Immer wieder hielt Camill Hoffmann nach dem März 1939 seine Eindrücke in einer Art Artikel fest. Diese Artikel schrieb er für sich, da an eine Veröffentlichung nicht zu denken war.

"Prag, im Mai 1939. Die Distanz zwischen den Okkupanten und den Okkupierten hat zugenommen. Erst glaubte man, das deutsche Militär werde allmählich den Kontakt mit der tschechischen Bevölkerung gewinnen. Dann sah die Bevölkerung, welche Mengen an Waffen, Vorräten, Rohstoffen nach Deutschland transportiert wurden, wie die Gestapo sich einschob und Massenverhaftungen vornahm, wie die vielen reichsdeutschen Autos ankamen und ihre Insassen die Posten, die in der Industrie und in den Banken von den Juden, aber auch zum Teil von Tschechen, geräumt wurden, in Beschlag nahmen. Die Ablehnung der Deutschen wurde immer entschiedener, immer eisiger, Sie äussert sich nicht in explosiven Ausbrüchen, sondern in stillen Demonstrationen. Die Tschechen bewahren ihre Disziplin. Sie rücken zusammen."

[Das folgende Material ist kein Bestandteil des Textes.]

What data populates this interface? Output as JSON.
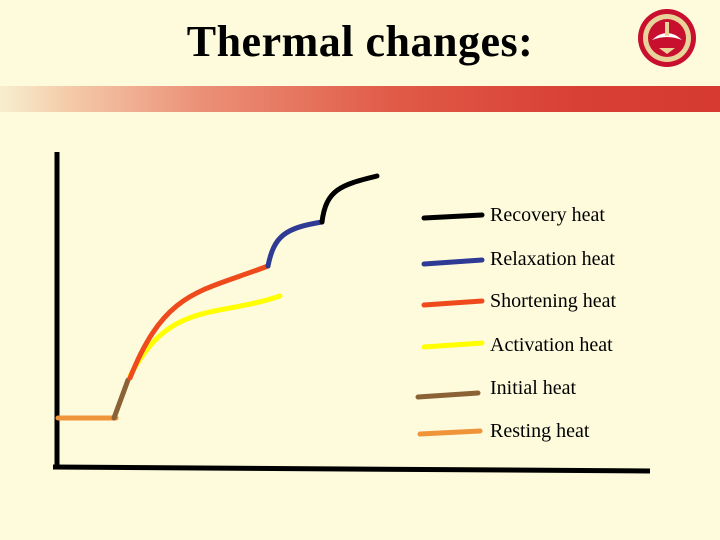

Im Sommer 1939 hörte Camill Hoffmann auf, Tagebuch zu führen. Seine Situation verschlecherte sich zunehmend. Für die Okkupanten zählte er als ehemaliger tschechoslowakischer Diplomat zu den exponierten Persönlichkeit, zudem war er Jude. Wiederholt wurde Hoffmann zu Verhören von der Gestapo vorgeladen. Lange Zeit hatte Hoffmann gehofft, die Lage werde sich verbessern, an Emigration dachte er, als es bereits zu spät war. Im April 1942 wurde Camill Hoffmann mit seiner Frau Irma in das Ghetto Theresienstadt deportiert. Am 28. Oktober 1944 wurden die Hoffmanns in den letzten Transport, der Theresienstadt verliess, eingereiht. Nach ihrer Ankunft in Auschwitz wurden sie dort vergast. Die Tagebücher hatte Camill Hoffmann rechtzeitig seiner Tochter Edith, die im englischen Exil war, zukommen lassen.